Company negligent in interference with employee's personal internet account

Richmond v Selecta Systems

An employer breached its duty of care when it changed an employee’s personal password on his iCloud account.

Background

Mr Richmond was negotiating his departure from Selecta Systems. Among the property that Mr Richmond handed over were passwords to his online accounts, so that SS could check that no company information was being held by him. SS discovered that such information was held on an iCloud account in his name. SS changed the password to prevent access, but this left Mr Richmond unable to access his other accounts (WhatsApp, LinkedIn and AOL). Mr Richmond brought a High Court negligence action claiming that SS had breached its duty of care owed to him.

High Court decision

Upholding his claim, the High Court said that SS did owe Mr Richmond a duty of care. While SS had a right to protect its business interests by accessing Mr Richmond’s phone to discover whether there was any company information on it, it had no right to change the password. The employee of SS who accessed the data was not an expert in IT issues and could have sought expert help but chose not to and took the risk of causing a serious problem. By altering important security details of Mr Richmond’s internet accounts, SS had breached the duty of care it owed him. It was ordered to pay Mr Richmond £1,000 in damages.

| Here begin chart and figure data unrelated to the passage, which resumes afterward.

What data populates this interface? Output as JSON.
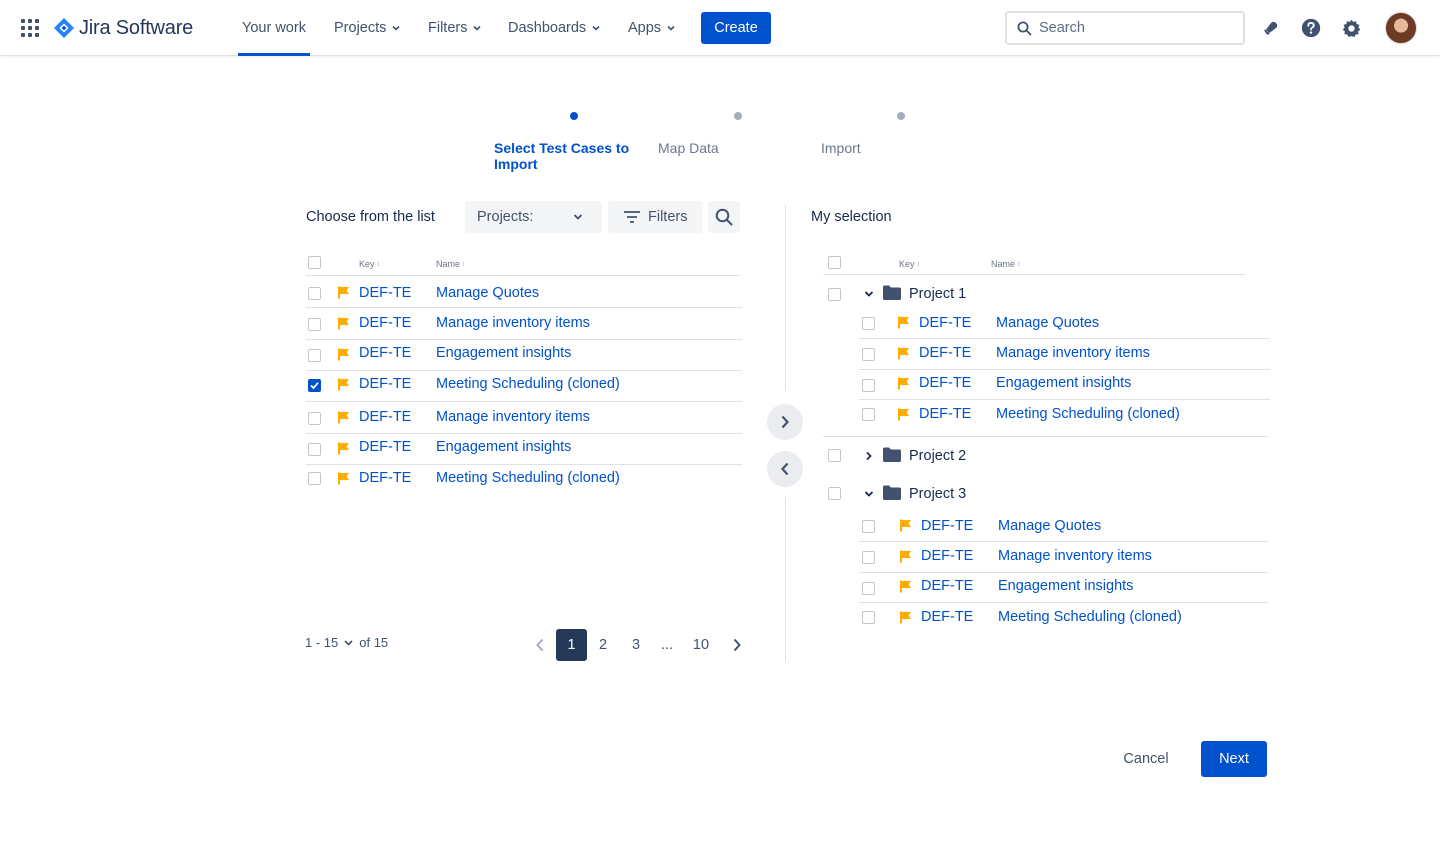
{
  "app": {
    "name": "Jira Software"
  },
  "nav": {
    "items": [
      {
        "label": "Your work",
        "active": true
      },
      {
        "label": "Projects",
        "dropdown": true
      },
      {
        "label": "Filters",
        "dropdown": true
      },
      {
        "label": "Dashboards",
        "dropdown": true
      },
      {
        "label": "Apps",
        "dropdown": true
      }
    ],
    "create_label": "Create",
    "search_placeholder": "Search"
  },
  "stepper": {
    "steps": [
      {
        "label": "Select Test Cases to Import",
        "state": "active"
      },
      {
        "label": "Map Data",
        "state": "idle"
      },
      {
        "label": "Import",
        "state": "idle"
      }
    ]
  },
  "left": {
    "title": "Choose from the list",
    "projects_select": "Projects:",
    "filters_label": "Filters",
    "columns": {
      "key": "Key",
      "name": "Name",
      "sort": "↕"
    },
    "rows": [
      {
        "key": "DEF-TE",
        "name": "Manage Quotes",
        "checked": false
      },
      {
        "key": "DEF-TE",
        "name": "Manage inventory items",
        "checked": false
      },
      {
        "key": "DEF-TE",
        "name": "Engagement insights",
        "checked": false
      },
      {
        "key": "DEF-TE",
        "name": "Meeting Scheduling (cloned)",
        "checked": true
      },
      {
        "key": "DEF-TE",
        "name": "Manage inventory items",
        "checked": false
      },
      {
        "key": "DEF-TE",
        "name": "Engagement insights",
        "checked": false
      },
      {
        "key": "DEF-TE",
        "name": "Meeting Scheduling (cloned)",
        "checked": false
      }
    ],
    "pagination": {
      "range": "1 - 15",
      "total": "of 15",
      "pages": [
        "1",
        "2",
        "3",
        "...",
        "10"
      ],
      "current": "1"
    }
  },
  "right": {
    "title": "My selection",
    "columns": {
      "key": "Key",
      "name": "Name",
      "sort": "↕"
    },
    "projects": [
      {
        "label": "Project 1",
        "expanded": true,
        "rows": [
          {
            "key": "DEF-TE",
            "name": "Manage Quotes"
          },
          {
            "key": "DEF-TE",
            "name": "Manage inventory items"
          },
          {
            "key": "DEF-TE",
            "name": "Engagement insights"
          },
          {
            "key": "DEF-TE",
            "name": "Meeting Scheduling (cloned)"
          }
        ]
      },
      {
        "label": "Project 2",
        "expanded": false,
        "rows": []
      },
      {
        "label": "Project 3",
        "expanded": true,
        "rows": [
          {
            "key": "DEF-TE",
            "name": "Manage Quotes"
          },
          {
            "key": "DEF-TE",
            "name": "Manage inventory items"
          },
          {
            "key": "DEF-TE",
            "name": "Engagement insights"
          },
          {
            "key": "DEF-TE",
            "name": "Meeting Scheduling (cloned)"
          }
        ]
      }
    ]
  },
  "footer": {
    "cancel_label": "Cancel",
    "next_label": "Next"
  },
  "colors": {
    "brand": "#0052CC",
    "flag": "#FFAB00",
    "folder": "#42526E",
    "current_page": "#253858"
  },
  "icons": [
    "app-switcher-icon",
    "jira-logo-icon",
    "chevron-down-icon",
    "search-icon",
    "notification-icon",
    "help-icon",
    "settings-icon",
    "filter-icon",
    "flag-icon",
    "folder-icon",
    "chevron-right-icon",
    "chevron-left-icon",
    "check-icon"
  ]
}
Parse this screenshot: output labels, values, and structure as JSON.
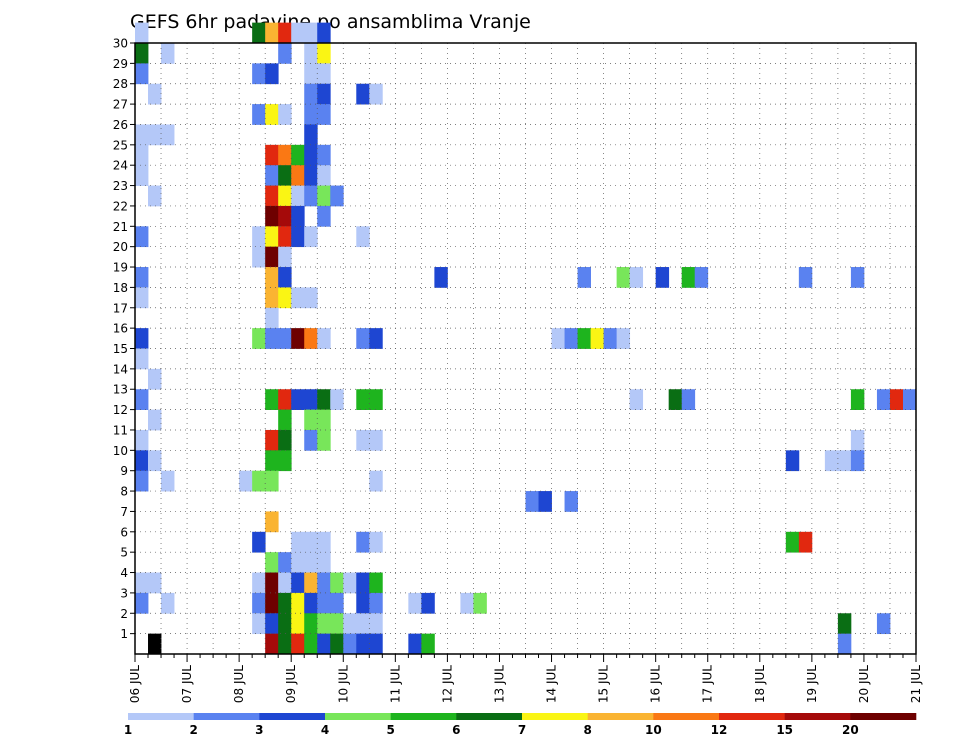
{
  "chart_data": {
    "type": "heatmap",
    "title": "GEFS 6hr padavine po ansamblima Vranje",
    "xlabel": "",
    "ylabel": "",
    "x_axis": {
      "unit": "6-hour steps from 06 JUL 00z",
      "range": [
        0,
        60
      ],
      "tick_labels": [
        "06 JUL",
        "07 JUL",
        "08 JUL",
        "09 JUL",
        "10 JUL",
        "11 JUL",
        "12 JUL",
        "13 JUL",
        "14 JUL",
        "15 JUL",
        "16 JUL",
        "17 JUL",
        "18 JUL",
        "19 JUL",
        "20 JUL",
        "21 JUL"
      ]
    },
    "y_axis": {
      "range": [
        0,
        30
      ],
      "tick_labels": [
        "1",
        "2",
        "3",
        "4",
        "5",
        "6",
        "7",
        "8",
        "9",
        "10",
        "11",
        "12",
        "13",
        "14",
        "15",
        "16",
        "17",
        "18",
        "19",
        "20",
        "21",
        "22",
        "23",
        "24",
        "25",
        "26",
        "27",
        "28",
        "29",
        "30"
      ]
    },
    "grid": true,
    "legend": {
      "placement": "bottom",
      "labels": [
        "1",
        "2",
        "3",
        "4",
        "5",
        "6",
        "7",
        "8",
        "10",
        "12",
        "15",
        "20"
      ],
      "colors": [
        "#b4c8f8",
        "#5a82f0",
        "#1e46d2",
        "#78e65a",
        "#1eb41e",
        "#0a6e14",
        "#faf514",
        "#fab432",
        "#fa7814",
        "#e1280f",
        "#a50a0a",
        "#6e0000"
      ]
    },
    "cells": [
      [
        0,
        30,
        0
      ],
      [
        1,
        0,
        30
      ],
      [
        9,
        30,
        5
      ],
      [
        10,
        30,
        7
      ],
      [
        11,
        30,
        9
      ],
      [
        12,
        30,
        0
      ],
      [
        13,
        30,
        0
      ],
      [
        14,
        30,
        2
      ],
      [
        0,
        29,
        5
      ],
      [
        2,
        29,
        0
      ],
      [
        11,
        29,
        1
      ],
      [
        13,
        29,
        0
      ],
      [
        14,
        29,
        6
      ],
      [
        0,
        28,
        1
      ],
      [
        9,
        28,
        1
      ],
      [
        10,
        28,
        2
      ],
      [
        13,
        28,
        0
      ],
      [
        14,
        28,
        0
      ],
      [
        1,
        27,
        0
      ],
      [
        13,
        27,
        1
      ],
      [
        14,
        27,
        2
      ],
      [
        17,
        27,
        2
      ],
      [
        18,
        27,
        0
      ],
      [
        9,
        26,
        1
      ],
      [
        10,
        26,
        6
      ],
      [
        11,
        26,
        0
      ],
      [
        13,
        26,
        1
      ],
      [
        14,
        26,
        1
      ],
      [
        0,
        25,
        0
      ],
      [
        1,
        25,
        0
      ],
      [
        2,
        25,
        0
      ],
      [
        13,
        25,
        2
      ],
      [
        0,
        24,
        0
      ],
      [
        10,
        24,
        9
      ],
      [
        11,
        24,
        8
      ],
      [
        12,
        24,
        4
      ],
      [
        13,
        24,
        2
      ],
      [
        14,
        24,
        1
      ],
      [
        0,
        23,
        0
      ],
      [
        10,
        23,
        1
      ],
      [
        11,
        23,
        5
      ],
      [
        12,
        23,
        8
      ],
      [
        13,
        23,
        2
      ],
      [
        14,
        23,
        0
      ],
      [
        1,
        22,
        0
      ],
      [
        10,
        22,
        9
      ],
      [
        11,
        22,
        6
      ],
      [
        12,
        22,
        0
      ],
      [
        13,
        22,
        1
      ],
      [
        14,
        22,
        3
      ],
      [
        15,
        22,
        1
      ],
      [
        10,
        21,
        11
      ],
      [
        11,
        21,
        10
      ],
      [
        12,
        21,
        2
      ],
      [
        14,
        21,
        1
      ],
      [
        0,
        20,
        1
      ],
      [
        9,
        20,
        0
      ],
      [
        10,
        20,
        6
      ],
      [
        11,
        20,
        9
      ],
      [
        12,
        20,
        2
      ],
      [
        13,
        20,
        0
      ],
      [
        17,
        20,
        0
      ],
      [
        9,
        19,
        0
      ],
      [
        10,
        19,
        11
      ],
      [
        11,
        19,
        0
      ],
      [
        0,
        18,
        1
      ],
      [
        10,
        18,
        7
      ],
      [
        11,
        18,
        2
      ],
      [
        23,
        18,
        2
      ],
      [
        34,
        18,
        1
      ],
      [
        37,
        18,
        3
      ],
      [
        38,
        18,
        0
      ],
      [
        40,
        18,
        2
      ],
      [
        42,
        18,
        4
      ],
      [
        43,
        18,
        1
      ],
      [
        51,
        18,
        1
      ],
      [
        55,
        18,
        1
      ],
      [
        0,
        17,
        0
      ],
      [
        10,
        17,
        7
      ],
      [
        11,
        17,
        6
      ],
      [
        12,
        17,
        0
      ],
      [
        13,
        17,
        0
      ],
      [
        10,
        16,
        0
      ],
      [
        0,
        15,
        2
      ],
      [
        9,
        15,
        3
      ],
      [
        10,
        15,
        1
      ],
      [
        11,
        15,
        1
      ],
      [
        12,
        15,
        11
      ],
      [
        13,
        15,
        8
      ],
      [
        14,
        15,
        0
      ],
      [
        17,
        15,
        1
      ],
      [
        18,
        15,
        2
      ],
      [
        32,
        15,
        0
      ],
      [
        33,
        15,
        1
      ],
      [
        34,
        15,
        4
      ],
      [
        35,
        15,
        6
      ],
      [
        36,
        15,
        1
      ],
      [
        37,
        15,
        0
      ],
      [
        0,
        14,
        0
      ],
      [
        1,
        13,
        0
      ],
      [
        0,
        12,
        1
      ],
      [
        10,
        12,
        4
      ],
      [
        11,
        12,
        9
      ],
      [
        12,
        12,
        2
      ],
      [
        13,
        12,
        2
      ],
      [
        14,
        12,
        5
      ],
      [
        15,
        12,
        0
      ],
      [
        17,
        12,
        4
      ],
      [
        18,
        12,
        4
      ],
      [
        38,
        12,
        0
      ],
      [
        41,
        12,
        5
      ],
      [
        42,
        12,
        1
      ],
      [
        55,
        12,
        4
      ],
      [
        57,
        12,
        1
      ],
      [
        58,
        12,
        9
      ],
      [
        59,
        12,
        1
      ],
      [
        1,
        11,
        0
      ],
      [
        11,
        11,
        4
      ],
      [
        13,
        11,
        3
      ],
      [
        14,
        11,
        3
      ],
      [
        0,
        10,
        0
      ],
      [
        10,
        10,
        9
      ],
      [
        11,
        10,
        5
      ],
      [
        13,
        10,
        1
      ],
      [
        14,
        10,
        3
      ],
      [
        17,
        10,
        0
      ],
      [
        18,
        10,
        0
      ],
      [
        55,
        10,
        0
      ],
      [
        0,
        9,
        2
      ],
      [
        1,
        9,
        0
      ],
      [
        10,
        9,
        4
      ],
      [
        11,
        9,
        4
      ],
      [
        50,
        9,
        2
      ],
      [
        53,
        9,
        0
      ],
      [
        54,
        9,
        0
      ],
      [
        55,
        9,
        1
      ],
      [
        0,
        8,
        1
      ],
      [
        2,
        8,
        0
      ],
      [
        8,
        8,
        0
      ],
      [
        9,
        8,
        3
      ],
      [
        10,
        8,
        3
      ],
      [
        18,
        8,
        0
      ],
      [
        30,
        7,
        1
      ],
      [
        31,
        7,
        2
      ],
      [
        33,
        7,
        1
      ],
      [
        10,
        6,
        7
      ],
      [
        9,
        5,
        2
      ],
      [
        12,
        5,
        0
      ],
      [
        13,
        5,
        0
      ],
      [
        14,
        5,
        0
      ],
      [
        17,
        5,
        1
      ],
      [
        18,
        5,
        0
      ],
      [
        50,
        5,
        4
      ],
      [
        51,
        5,
        9
      ],
      [
        10,
        4,
        3
      ],
      [
        11,
        4,
        1
      ],
      [
        12,
        4,
        0
      ],
      [
        13,
        4,
        0
      ],
      [
        14,
        4,
        0
      ],
      [
        0,
        3,
        0
      ],
      [
        1,
        3,
        0
      ],
      [
        9,
        3,
        0
      ],
      [
        10,
        3,
        11
      ],
      [
        11,
        3,
        0
      ],
      [
        12,
        3,
        2
      ],
      [
        13,
        3,
        7
      ],
      [
        14,
        3,
        1
      ],
      [
        15,
        3,
        3
      ],
      [
        16,
        3,
        0
      ],
      [
        17,
        3,
        2
      ],
      [
        18,
        3,
        4
      ],
      [
        0,
        2,
        1
      ],
      [
        2,
        2,
        0
      ],
      [
        9,
        2,
        1
      ],
      [
        10,
        2,
        11
      ],
      [
        11,
        2,
        5
      ],
      [
        12,
        2,
        6
      ],
      [
        13,
        2,
        2
      ],
      [
        14,
        2,
        1
      ],
      [
        15,
        2,
        1
      ],
      [
        17,
        2,
        2
      ],
      [
        18,
        2,
        1
      ],
      [
        21,
        2,
        0
      ],
      [
        22,
        2,
        2
      ],
      [
        25,
        2,
        0
      ],
      [
        26,
        2,
        3
      ],
      [
        9,
        1,
        0
      ],
      [
        10,
        1,
        2
      ],
      [
        11,
        1,
        5
      ],
      [
        12,
        1,
        6
      ],
      [
        13,
        1,
        4
      ],
      [
        14,
        1,
        3
      ],
      [
        15,
        1,
        3
      ],
      [
        16,
        1,
        0
      ],
      [
        17,
        1,
        0
      ],
      [
        18,
        1,
        0
      ],
      [
        54,
        1,
        5
      ],
      [
        57,
        1,
        1
      ],
      [
        10,
        0,
        10
      ],
      [
        11,
        0,
        5
      ],
      [
        12,
        0,
        9
      ],
      [
        13,
        0,
        4
      ],
      [
        14,
        0,
        2
      ],
      [
        15,
        0,
        5
      ],
      [
        16,
        0,
        1
      ],
      [
        17,
        0,
        2
      ],
      [
        18,
        0,
        2
      ],
      [
        21,
        0,
        2
      ],
      [
        22,
        0,
        4
      ],
      [
        54,
        0,
        1
      ]
    ]
  }
}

Link to judgment: http://www.bailii.org/ew/cases/EWHC/Ch/2018/1446.html

Comment

This is a useful reminder of the care that needs to be taken with personal passwords and accounts. Whilst it might be legitimate to have a policy allowing access to personal accounts to check there is no confidential information, changing passwords to prevent access is a step too far. All SS needed to do was to copy the emails and documents as evidence of what he had taken and obtained an ex-parte ‘do not destroy’ injunction from the High Court to prevent him tampering with the information.